By Illinois Review
In 2017, Keith Pekau ran for Village President of Orland Park on a single issue: reduce the salary from $150,000 to $40,000. And his logic was simple.
Orland Park is a council-manager form of government where the Village Board of Trustees employs a full-time Village Manager to handle day-to-day operations, and therefore, there is no legitimate need to pay the head of the Board – the Village President, a six-figure salary.
Pekau won big in 2017, ousting longtime Village President of 24 years, Dan McLaughlin, by exposing how the difference in salary would impact the payout of McLaughlin’s pension by $2.1M dollars.
But once Pekau took office, he continued to collect the $150,000 salary annually for four straight years, netting himself $600,000 ($150,000 in each of 2018, 2019, 2020, and 2021) as the part-time Village President of Orland Park.
Pekau argued that he was “bound” to collect the $150,000 annually, as the salary decrease would not take effect until the following term.
While Pekau may have been bound to collect the full salary, he was not bound to keep it and could have donated the $110,000 difference to charity, but Pekau did not.
President Donald J. Trump gave away his $400,000 presidential salary on a quarterly basis throughout his tenure as President of the United States.
In 2021, Pekau narrowly won re-election as Village President of Orland Park, beating former Village President Dan McLaughlin by just 510 votes.
Upon securing his re-election, Pekau was forced to start collecting the $40,000 salary that was the centerpiece of his 2017 campaign.
But there was an escape plan.
Pekau would run for Congress and if he won, he’d collect the $174,000 congressional salary – a salary far bigger than anything Pekau ever had collected before.
New York Representative Alexandria Ocasio-Cortez famously worked as a bartender earning less than $30,000 in 2018 before winning the lottery and becoming the representative of NY-14, where she more than quintupled her salary to $174,000.
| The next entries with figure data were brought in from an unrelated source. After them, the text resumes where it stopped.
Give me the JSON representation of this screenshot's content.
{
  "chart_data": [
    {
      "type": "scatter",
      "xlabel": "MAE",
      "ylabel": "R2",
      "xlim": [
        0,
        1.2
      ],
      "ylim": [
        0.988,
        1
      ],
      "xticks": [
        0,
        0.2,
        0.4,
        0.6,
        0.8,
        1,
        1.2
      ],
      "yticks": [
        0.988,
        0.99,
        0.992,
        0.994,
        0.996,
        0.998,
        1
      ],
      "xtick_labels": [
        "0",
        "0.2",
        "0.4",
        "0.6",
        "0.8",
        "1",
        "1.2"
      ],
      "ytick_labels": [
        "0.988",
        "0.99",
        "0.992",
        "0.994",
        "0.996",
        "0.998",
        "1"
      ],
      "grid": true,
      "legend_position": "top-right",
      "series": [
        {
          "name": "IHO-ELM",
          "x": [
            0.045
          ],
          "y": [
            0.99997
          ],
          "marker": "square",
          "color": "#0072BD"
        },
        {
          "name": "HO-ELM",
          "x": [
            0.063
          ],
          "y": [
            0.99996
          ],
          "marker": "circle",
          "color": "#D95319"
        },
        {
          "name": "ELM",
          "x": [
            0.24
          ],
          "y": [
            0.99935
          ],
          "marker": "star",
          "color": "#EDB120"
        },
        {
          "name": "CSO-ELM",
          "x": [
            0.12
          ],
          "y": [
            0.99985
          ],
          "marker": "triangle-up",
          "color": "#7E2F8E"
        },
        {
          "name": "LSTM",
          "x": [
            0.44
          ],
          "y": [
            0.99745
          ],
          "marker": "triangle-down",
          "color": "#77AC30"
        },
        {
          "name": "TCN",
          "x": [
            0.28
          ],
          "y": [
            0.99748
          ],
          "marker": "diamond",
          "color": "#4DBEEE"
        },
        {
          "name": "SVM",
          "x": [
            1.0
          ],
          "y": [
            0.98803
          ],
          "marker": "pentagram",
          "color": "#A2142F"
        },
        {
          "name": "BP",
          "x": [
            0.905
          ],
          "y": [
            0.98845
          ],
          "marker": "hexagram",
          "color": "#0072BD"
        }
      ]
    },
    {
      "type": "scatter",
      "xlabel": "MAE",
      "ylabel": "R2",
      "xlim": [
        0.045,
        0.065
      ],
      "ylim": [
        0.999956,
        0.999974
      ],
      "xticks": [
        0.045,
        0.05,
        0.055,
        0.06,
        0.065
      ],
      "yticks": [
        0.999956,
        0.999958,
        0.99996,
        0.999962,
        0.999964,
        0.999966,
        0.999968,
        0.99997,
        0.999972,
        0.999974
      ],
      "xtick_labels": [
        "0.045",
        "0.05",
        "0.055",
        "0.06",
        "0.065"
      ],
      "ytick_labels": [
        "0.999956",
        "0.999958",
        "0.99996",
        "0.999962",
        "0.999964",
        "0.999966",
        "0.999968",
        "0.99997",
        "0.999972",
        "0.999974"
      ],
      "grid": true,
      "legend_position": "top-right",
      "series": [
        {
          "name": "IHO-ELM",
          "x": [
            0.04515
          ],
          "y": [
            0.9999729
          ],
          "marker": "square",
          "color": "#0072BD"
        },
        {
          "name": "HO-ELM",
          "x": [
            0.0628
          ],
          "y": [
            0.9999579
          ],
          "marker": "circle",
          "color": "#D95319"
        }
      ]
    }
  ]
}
Pekau lost his bid for Congress by more than 9 points. It was a blowout that few saw coming, as just days before his election, Pekau had now-Speaker McCarthy at a fundraiser in Oak Brook.
Pekau gushed recently after McCarthy became the Speaker that in an apparent private conversation between the two, McCarthy told Pekau they would get along so long as Pekau did not surprise the future Speaker.
But in a calculated move, made only after Pekau confirmed that his hand-picked trustees were not going to be challenged in the April 4 elections, did Pekau release his latest surprise – a referendum to convert Orland Park from its council-manager style of government – like the #1 safest city in America, Naperville – to a mayor-council style of government like Chicago or Aurora.
In other words, by elevating the Village President position to full-time, Chicago-style mayor, and at the same time eliminating the need for a full-time Village Manager, Pekau would be set to reclaim his former $150,000 salary, and the pension perks that come with it.
Mayor Lori Lightfoot of Chicago is facing 8 challengers for re-election and is trailing in the polls.
Mayor Richard Irvin of Aurora was blown out of the water in the June 28th Republican gubernatorial primary, losing to conservative candidate Darren Bailey by 43 points.
A Democrat supported by the IL GOP, Irvin participated in BLM rallies during the Summer of 2020, in one instance, yelling “I Can’t Breathe!” during a local protest.
Orland Park, a village of just over 50,000 residents, has been a manager-council form of government since 1983. That managerial style relies on a full-time Village Manager who reports directly to the Village Board of Trustees, of which the Village President is the chair.
Orland Park’s current Village Manager has held that position since 2019, after Pekau pushed out the former Village Manager.
The current Village Manager recently became a finalist for the Village Manager position in Janesville, Wisconsin.
The referendum on the ballot for Orland Park residents is whether the Village of Orland Park should retain its council-manager style of government.
A vote in favor is to keep the status quo.
A vote against is to opt for Chicago-style politics.
A ballot initiative committee, Vote Yes Orland Park, has published a website containing information sourced by the International City/County Management Association, a trade association for village managers.
The consolidated elections take place on April 4, 2023, and early voting begins on February 28, 2023.